How do you search for strings within a zip archive?
I'm tinkering with EPUB3 files, and I wanted to be able to find certain strings within .epub files, so I had a look around, and I immediately found zgrep and family. The trouble was that zgrep assumes a single zipped file, not an archive.
So, without further ado, I wrote the following script, which I called, naturally, zipgrep. It uses grep and unzip, which it assumes to be available on the PATH. Not wanting to have to pick through the argument list, I decided to mark the end of arguments to grep with the traditional '--', after which I could stack up as many zip file names as I liked.
It was a case of not enough time in the library; or Google, in this case. As soon as I had it working, I discovered the original zipgrep.
All was not lost. The original zipgrep handles a single archive using egrep and unzip, with the nice wrinkle of optional sets of filenames to include in, or exclude from, the search. However, I liked the ability to search multiple zip archives, and grep can be converted to any of its relatives with an appropriate flag, so I decided to hang on to son of zipgrep. All I needed was a new name: hence zargrep.
You can retrieve it here.

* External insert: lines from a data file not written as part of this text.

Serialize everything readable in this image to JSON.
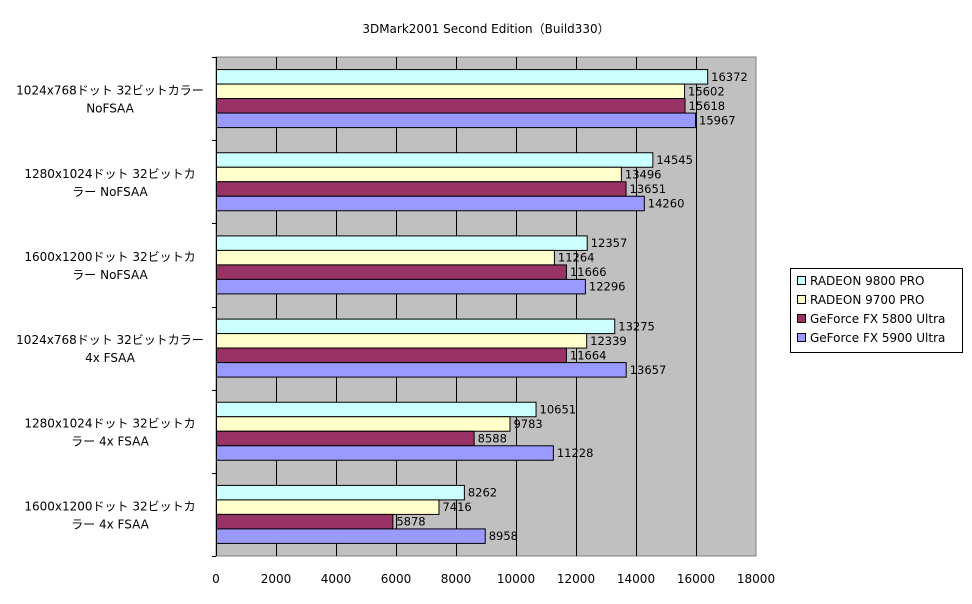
{
  "chart_data": {
    "type": "bar",
    "orientation": "horizontal",
    "title": "3DMark2001 Second Edition（Build330）",
    "xlabel": "",
    "ylabel": "",
    "xlim": [
      0,
      18000
    ],
    "ticks": [
      0,
      2000,
      4000,
      6000,
      8000,
      10000,
      12000,
      14000,
      16000,
      18000
    ],
    "categories": [
      [
        "1024x768ドット 32ビットカラー",
        "NoFSAA"
      ],
      [
        "1280x1024ドット 32ビットカ",
        "ラー NoFSAA"
      ],
      [
        "1600x1200ドット 32ビットカ",
        "ラー NoFSAA"
      ],
      [
        "1024x768ドット 32ビットカラー",
        "4x FSAA"
      ],
      [
        "1280x1024ドット 32ビットカ",
        "ラー 4x FSAA"
      ],
      [
        "1600x1200ドット 32ビットカ",
        "ラー 4x FSAA"
      ]
    ],
    "series": [
      {
        "name": "RADEON 9800 PRO",
        "color": "#ccffff",
        "values": [
          16372,
          14545,
          12357,
          13275,
          10651,
          8262
        ]
      },
      {
        "name": "RADEON 9700 PRO",
        "color": "#ffffcc",
        "values": [
          15602,
          13496,
          11264,
          12339,
          9783,
          7416
        ]
      },
      {
        "name": "GeForce FX 5800 Ultra",
        "color": "#993366",
        "values": [
          15618,
          13651,
          11666,
          11664,
          8588,
          5878
        ]
      },
      {
        "name": "GeForce FX 5900 Ultra",
        "color": "#9999ff",
        "values": [
          15967,
          14260,
          12296,
          13657,
          11228,
          8958
        ]
      }
    ],
    "grid": "vertical",
    "plot_background": "#c0c0c0",
    "legend_position": "right"
  }
}
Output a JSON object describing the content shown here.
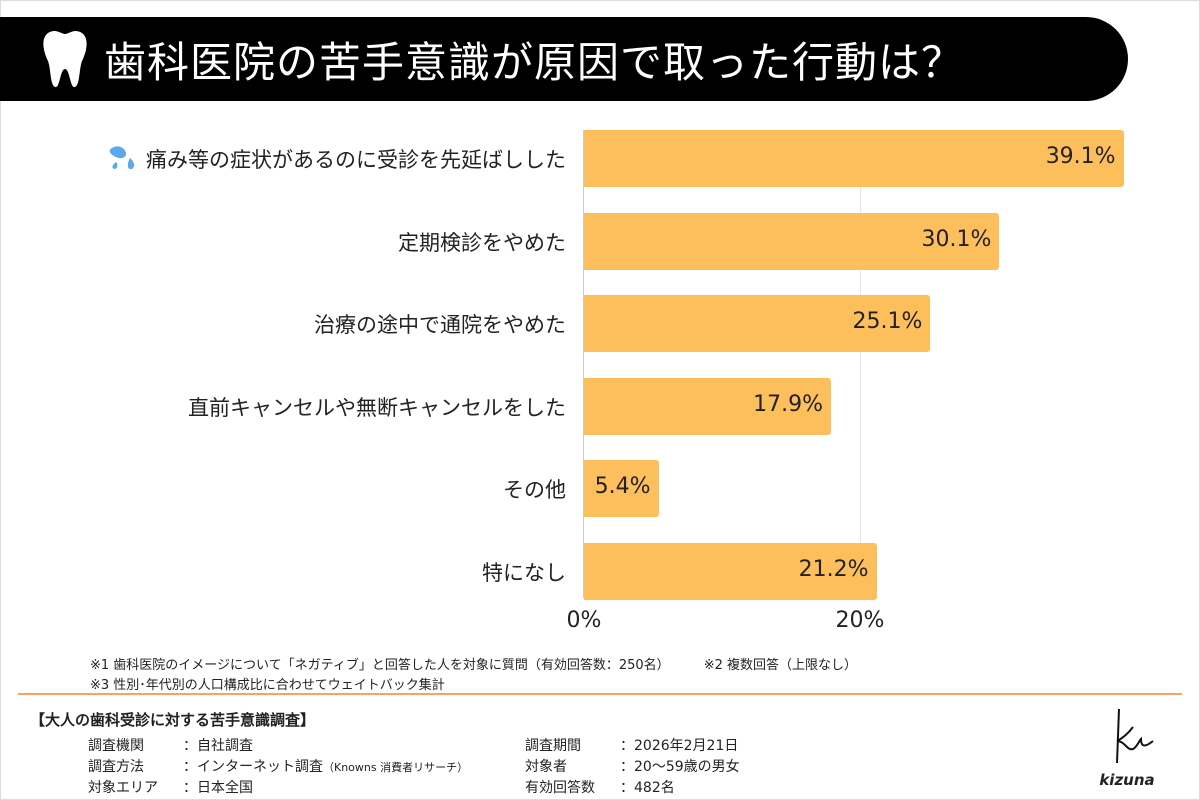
{
  "title": "歯科医院の苦手意識が原因で取った行動は？",
  "colors": {
    "bar": "#FDBE5C",
    "title_bg": "#000000",
    "divider": "#F2A56B",
    "drop_icon": "#5AA9EC"
  },
  "chart_data": {
    "type": "bar",
    "orientation": "horizontal",
    "categories": [
      "痛み等の症状があるのに受診を先延ばしした",
      "定期検診をやめた",
      "治療の途中で通院をやめた",
      "直前キャンセルや無断キャンセルをした",
      "その他",
      "特になし"
    ],
    "values": [
      39.1,
      30.1,
      25.1,
      17.9,
      5.4,
      21.2
    ],
    "value_labels": [
      "39.1%",
      "30.1%",
      "25.1%",
      "17.9%",
      "5.4%",
      "21.2%"
    ],
    "xticks": [
      "0%",
      "20%"
    ],
    "xlim": [
      0,
      40
    ],
    "grid": true
  },
  "notes": [
    "※1 歯科医院のイメージについて「ネガティブ」と回答した人を対象に質問（有効回答数：250名）",
    "※2 複数回答（上限なし）",
    "※3 性別･年代別の人口構成比に合わせてウェイトバック集計"
  ],
  "survey": {
    "title": "【大人の歯科受診に対する苦手意識調査】",
    "left": [
      {
        "k": "調査機関",
        "v": "：自社調査"
      },
      {
        "k": "調査方法",
        "v": "：インターネット調査",
        "sub": "（Knowns 消費者リサーチ）"
      },
      {
        "k": "対象エリア",
        "v": "：日本全国"
      }
    ],
    "right": [
      {
        "k": "調査期間",
        "v": "：2026年2月21日"
      },
      {
        "k": "対象者",
        "v": "：20～59歳の男女"
      },
      {
        "k": "有効回答数",
        "v": "：482名"
      }
    ]
  },
  "logo": "kizuna"
}
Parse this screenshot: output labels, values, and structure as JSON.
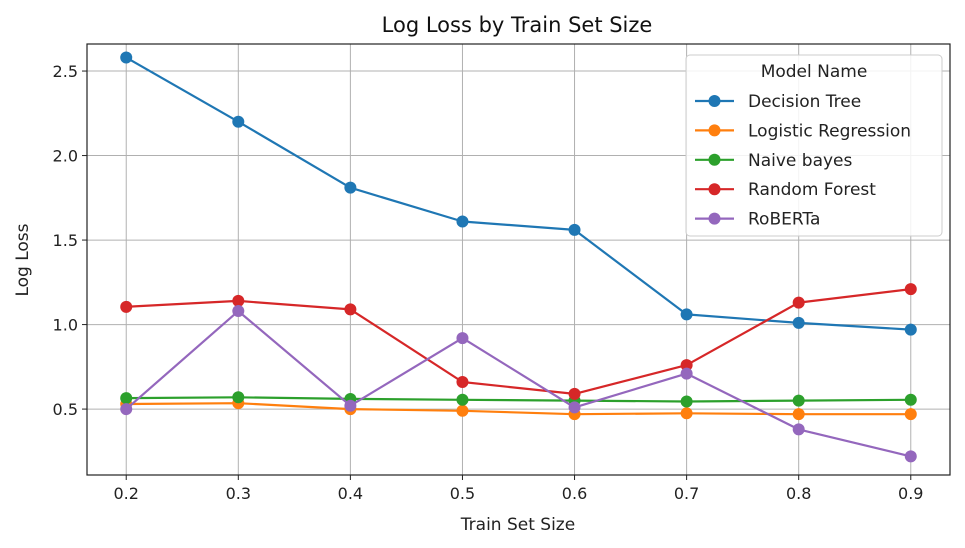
{
  "chart_data": {
    "type": "line",
    "title": "Log Loss by Train Set Size",
    "xlabel": "Train Set Size",
    "ylabel": "Log Loss",
    "x": [
      0.2,
      0.3,
      0.4,
      0.5,
      0.6,
      0.7,
      0.8,
      0.9
    ],
    "x_ticks": [
      "0.2",
      "0.3",
      "0.4",
      "0.5",
      "0.6",
      "0.7",
      "0.8",
      "0.9"
    ],
    "y_ticks": [
      "0.5",
      "1.0",
      "1.5",
      "2.0",
      "2.5"
    ],
    "y_tick_values": [
      0.5,
      1.0,
      1.5,
      2.0,
      2.5
    ],
    "xlim": [
      0.165,
      0.935
    ],
    "ylim": [
      0.11,
      2.66
    ],
    "grid": true,
    "legend": {
      "title": "Model Name",
      "placement": "top-right"
    },
    "series": [
      {
        "name": "Decision Tree",
        "color": "#1f77b4",
        "values": [
          2.58,
          2.2,
          1.81,
          1.61,
          1.56,
          1.06,
          1.01,
          0.97
        ]
      },
      {
        "name": "Logistic Regression",
        "color": "#ff7f0e",
        "values": [
          0.53,
          0.535,
          0.5,
          0.49,
          0.47,
          0.475,
          0.47,
          0.47
        ]
      },
      {
        "name": "Naive bayes",
        "color": "#2ca02c",
        "values": [
          0.565,
          0.57,
          0.56,
          0.555,
          0.55,
          0.545,
          0.55,
          0.555
        ]
      },
      {
        "name": "Random Forest",
        "color": "#d62728",
        "values": [
          1.105,
          1.14,
          1.09,
          0.66,
          0.59,
          0.76,
          1.13,
          1.21
        ]
      },
      {
        "name": "RoBERTa",
        "color": "#9467bd",
        "values": [
          0.5,
          1.08,
          0.52,
          0.92,
          0.51,
          0.71,
          0.38,
          0.22
        ]
      }
    ]
  }
}
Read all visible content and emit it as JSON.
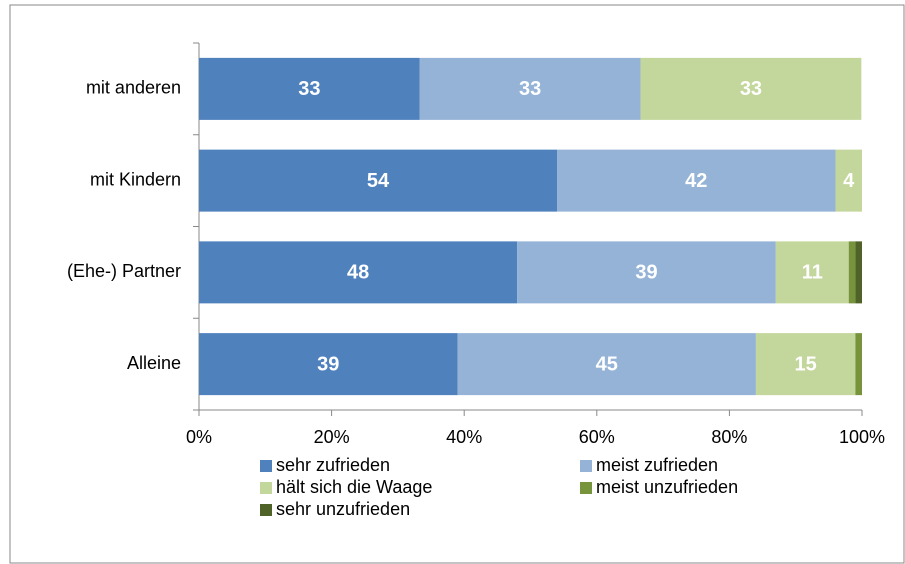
{
  "chart_data": {
    "type": "stacked-bar-horizontal",
    "categories": [
      "mit anderen",
      "mit Kindern",
      "(Ehe-) Partner",
      "Alleine"
    ],
    "series": [
      {
        "name": "sehr zufrieden",
        "color": "#4f81bd",
        "values": [
          33.3,
          54,
          48,
          39
        ],
        "value_labels": [
          "33",
          "54",
          "48",
          "39"
        ]
      },
      {
        "name": "meist zufrieden",
        "color": "#95b3d7",
        "values": [
          33.3,
          42,
          39,
          45
        ],
        "value_labels": [
          "33",
          "42",
          "39",
          "45"
        ]
      },
      {
        "name": "hält sich die Waage",
        "color": "#c3d69b",
        "values": [
          33.3,
          4,
          11,
          15
        ],
        "value_labels": [
          "33",
          "4",
          "11",
          "15"
        ]
      },
      {
        "name": "meist unzufrieden",
        "color": "#77933c",
        "values": [
          0,
          0,
          1,
          1
        ]
      },
      {
        "name": "sehr unzufrieden",
        "color": "#4f6228",
        "values": [
          0,
          0,
          1,
          0
        ]
      }
    ],
    "xlim": [
      0,
      100
    ],
    "xticks": [
      {
        "value": 0,
        "label": "0%"
      },
      {
        "value": 20,
        "label": "20%"
      },
      {
        "value": 40,
        "label": "40%"
      },
      {
        "value": 60,
        "label": "60%"
      },
      {
        "value": 80,
        "label": "80%"
      },
      {
        "value": 100,
        "label": "100%"
      }
    ]
  }
}
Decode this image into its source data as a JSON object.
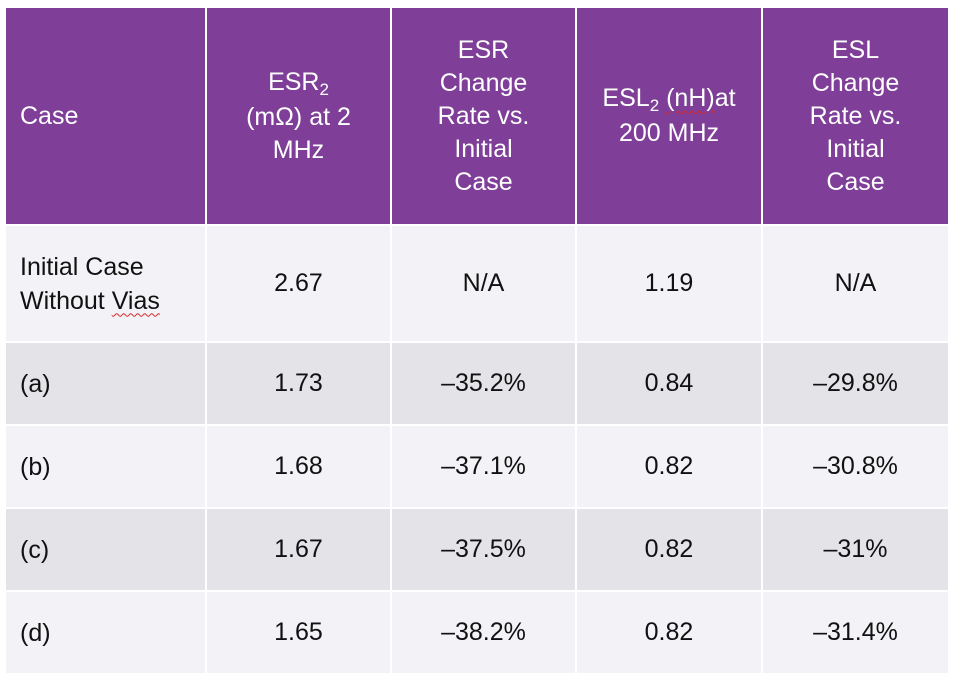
{
  "table": {
    "headers": {
      "case": "Case",
      "esr_prefix": "ESR",
      "esr_sub": "2",
      "esr_suffix_line2": "(mΩ) at 2",
      "esr_suffix_line3": "MHz",
      "esr_change": [
        "ESR",
        "Change",
        "Rate vs.",
        "Initial",
        "Case"
      ],
      "esl_prefix": "ESL",
      "esl_sub": "2",
      "esl_unit": "(nH)",
      "esl_at": "at",
      "esl_line2": "200 MHz",
      "esl_change": [
        "ESL",
        "Change",
        "Rate vs.",
        "Initial",
        "Case"
      ]
    },
    "rows": [
      {
        "case_line1": "Initial Case",
        "case_line2_a": "Without ",
        "case_line2_b": "Vias",
        "esr": "2.67",
        "esr_change": "N/A",
        "esl": "1.19",
        "esl_change": "N/A"
      },
      {
        "case": "(a)",
        "esr": "1.73",
        "esr_change": "–35.2%",
        "esl": "0.84",
        "esl_change": "–29.8%"
      },
      {
        "case": "(b)",
        "esr": "1.68",
        "esr_change": "–37.1%",
        "esl": "0.82",
        "esl_change": "–30.8%"
      },
      {
        "case": "(c)",
        "esr": "1.67",
        "esr_change": "–37.5%",
        "esl": "0.82",
        "esl_change": "–31%"
      },
      {
        "case": "(d)",
        "esr": "1.65",
        "esr_change": "–38.2%",
        "esl": "0.82",
        "esl_change": "–31.4%"
      }
    ]
  },
  "colors": {
    "header_bg": "#7f3f98",
    "row_light": "#f3f3f7",
    "row_dark": "#e3e3e8",
    "spellcheck_underline": "#d8282b"
  }
}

It has been tested on OS X against multiple EPUB3 files.
Because they are zip files, this should also work for jar files, but I haven't yet tried it.
#! /bin/sh
# Greps files in a zip archive.
# Same argument sequence as for grep, except that
# zip file arguments must be separated from flags and
# patterns by --. If no -- is found in the argument list, returns error.
usage() {
echo Usage: >&2
echo $0 "<grep flags> <pattern> -- zipfiles ..." >&2
}
declare -a args
i=0
for (( i=0; $# > 0; i++ ))
do
if [ "$1" != "--" ]; then
args[$i]="$1"
shift
else
filesmarked=1
shift
break
fi
done
if [ -z "$filesmarked" ]; then
Echo "No '--' marker for zipfiles args." >&2
usage
exit 1
fi
tmpfile=/tmp/zipgrep$$
rm -rf $tmpfile
mkdir $tmpfile
trap 'rm -rf $tmpfile' EXIT
wd=$(pwd)
cd $tmpfile
while [ $# -gt 0 ]; do
zipfile="$1"
zfile="$1"
shift
# If zipfile is not absolute, set it relative to wd
if [ "${zipfile:0:1}" != / ]; then
zipfile="$wd/${zipfile}"
fi
unzip "$zipfile" >/dev/null
result=$(find . -type f -print0|xargs -0 grep "${args[@]}")
if [ -n "$result" ]; then
echo "zip: $zfile"
echo "$result"
fi
cd $wd
rm -rf $tmpfile
mkdir $tmpfile
cd $tmpfile
done